Sanesh, who works full time also does contract work on the side to help pay for the horse-rescue operation, said even with donations to the non-profit society, it’s increasingly difficult to keep up with the expenses of the expanding organization.

She has started a GoFundMe campaign, called Feed The Rescue Horses 2019 which can be found at www.gofundme.com/f/feed-the-rescue-horses-2019, with the goal of raising $23,715 to help pay for the costs of hay, of which just more than $3,000 was raised as of July 26.

“Many people who bring their horses to auction think it will be going to another home, but they have no idea that is not necessarily the case,” Sanesh said.

“A lot of the horses end up in slaughterhouses for use as food. I was really surprised when I found out in 2015 that horses are often slaughtered in Canada and that’s when I began Humanity for Horses Rescue.”

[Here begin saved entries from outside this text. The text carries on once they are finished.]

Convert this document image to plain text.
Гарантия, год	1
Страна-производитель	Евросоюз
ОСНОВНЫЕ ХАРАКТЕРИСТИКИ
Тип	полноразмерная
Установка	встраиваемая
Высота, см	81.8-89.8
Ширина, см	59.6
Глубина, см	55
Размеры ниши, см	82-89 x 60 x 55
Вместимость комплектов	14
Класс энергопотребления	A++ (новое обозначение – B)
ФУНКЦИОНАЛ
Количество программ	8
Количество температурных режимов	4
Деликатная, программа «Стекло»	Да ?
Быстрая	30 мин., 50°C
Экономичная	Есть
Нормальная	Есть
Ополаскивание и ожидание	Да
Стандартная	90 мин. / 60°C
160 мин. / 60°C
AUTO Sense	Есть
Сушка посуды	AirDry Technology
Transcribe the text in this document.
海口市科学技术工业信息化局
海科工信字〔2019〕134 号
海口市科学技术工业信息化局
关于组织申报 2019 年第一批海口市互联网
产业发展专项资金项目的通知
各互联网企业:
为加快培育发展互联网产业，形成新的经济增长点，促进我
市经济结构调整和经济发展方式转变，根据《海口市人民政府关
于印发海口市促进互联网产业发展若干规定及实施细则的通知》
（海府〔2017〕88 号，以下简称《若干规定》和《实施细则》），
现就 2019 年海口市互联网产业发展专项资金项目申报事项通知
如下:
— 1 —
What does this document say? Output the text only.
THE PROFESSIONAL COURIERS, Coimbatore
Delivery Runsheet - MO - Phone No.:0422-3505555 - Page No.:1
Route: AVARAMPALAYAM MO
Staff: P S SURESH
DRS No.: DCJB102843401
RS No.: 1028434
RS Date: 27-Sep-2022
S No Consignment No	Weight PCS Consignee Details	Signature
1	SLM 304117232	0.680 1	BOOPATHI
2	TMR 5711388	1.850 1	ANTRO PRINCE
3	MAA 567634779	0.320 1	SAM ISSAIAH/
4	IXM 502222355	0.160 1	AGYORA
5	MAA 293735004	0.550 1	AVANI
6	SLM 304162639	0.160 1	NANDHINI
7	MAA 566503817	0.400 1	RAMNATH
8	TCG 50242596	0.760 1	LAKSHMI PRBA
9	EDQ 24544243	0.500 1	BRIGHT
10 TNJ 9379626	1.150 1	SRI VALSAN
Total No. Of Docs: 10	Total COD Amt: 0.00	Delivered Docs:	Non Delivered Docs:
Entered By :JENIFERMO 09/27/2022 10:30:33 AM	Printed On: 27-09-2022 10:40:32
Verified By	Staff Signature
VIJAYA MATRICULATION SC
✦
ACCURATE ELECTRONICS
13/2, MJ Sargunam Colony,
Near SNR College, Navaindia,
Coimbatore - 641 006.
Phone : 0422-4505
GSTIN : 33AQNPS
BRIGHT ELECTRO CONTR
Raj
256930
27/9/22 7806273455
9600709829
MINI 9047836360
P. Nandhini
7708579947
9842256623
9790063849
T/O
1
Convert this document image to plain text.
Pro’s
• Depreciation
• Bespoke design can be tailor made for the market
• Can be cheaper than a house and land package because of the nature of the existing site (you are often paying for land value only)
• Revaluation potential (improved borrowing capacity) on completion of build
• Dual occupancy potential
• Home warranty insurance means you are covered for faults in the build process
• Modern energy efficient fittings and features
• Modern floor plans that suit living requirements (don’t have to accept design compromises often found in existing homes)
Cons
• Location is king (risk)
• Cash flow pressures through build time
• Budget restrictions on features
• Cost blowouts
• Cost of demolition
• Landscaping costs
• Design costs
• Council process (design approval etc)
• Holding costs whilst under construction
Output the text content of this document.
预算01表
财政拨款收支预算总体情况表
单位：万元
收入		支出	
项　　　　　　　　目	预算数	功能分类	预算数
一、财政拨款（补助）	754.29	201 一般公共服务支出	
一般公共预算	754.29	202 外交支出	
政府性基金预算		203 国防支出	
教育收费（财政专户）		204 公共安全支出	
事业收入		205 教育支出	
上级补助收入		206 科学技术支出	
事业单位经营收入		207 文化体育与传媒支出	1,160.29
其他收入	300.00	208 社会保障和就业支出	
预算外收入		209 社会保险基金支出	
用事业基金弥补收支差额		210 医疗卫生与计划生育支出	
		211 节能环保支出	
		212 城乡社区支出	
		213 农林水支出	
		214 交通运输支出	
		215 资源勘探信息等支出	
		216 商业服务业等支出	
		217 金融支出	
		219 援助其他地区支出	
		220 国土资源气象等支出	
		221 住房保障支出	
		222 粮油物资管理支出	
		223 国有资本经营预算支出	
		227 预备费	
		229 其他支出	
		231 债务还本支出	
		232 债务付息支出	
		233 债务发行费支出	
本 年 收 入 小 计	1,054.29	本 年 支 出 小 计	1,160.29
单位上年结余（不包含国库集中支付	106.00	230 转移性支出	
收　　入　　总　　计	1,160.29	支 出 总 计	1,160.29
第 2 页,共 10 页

RELATED STORY: SHAWNIGAN RCMP FIND INTOXICATED WOMAN WALKING HORSE

Sanesh was raised around horses so her passion for them started at an early age, and she completed a two-year equine sports therapy program after high school.

She and volunteers at Humanity for Horses Rescue have rescued more than 380 horses since the non-profit began.

“A lot of them are discarded race and chuck-wagon horses that would’ve gone to meat of we didn’t buy them,” Sanesh said.

“We try our best to find them foster homes, but we keep any of them that are compromised health-wise or are very senior.”

Financial troubles are not new to Humanity for Horses Rescue, and the organization was close to closing last year.

But when word of their plight got out through the media, enough donations were made to keep it in operation, and countless offers of volunteers, sponsorships, hay and other support poured in.

“Our GoFundMe campaign has not been as successful as last year’s yet, but we’re hoping it will pick up,” Sanesh said.

“We’re also always looking for more volunteers at the farm and foster homes for our horses.”

Gibby’s Cafe will he hosting a fundraiser for Humanity for Horses at their location at 2011 University Way on Sept. 19, beginning at 6 p.m.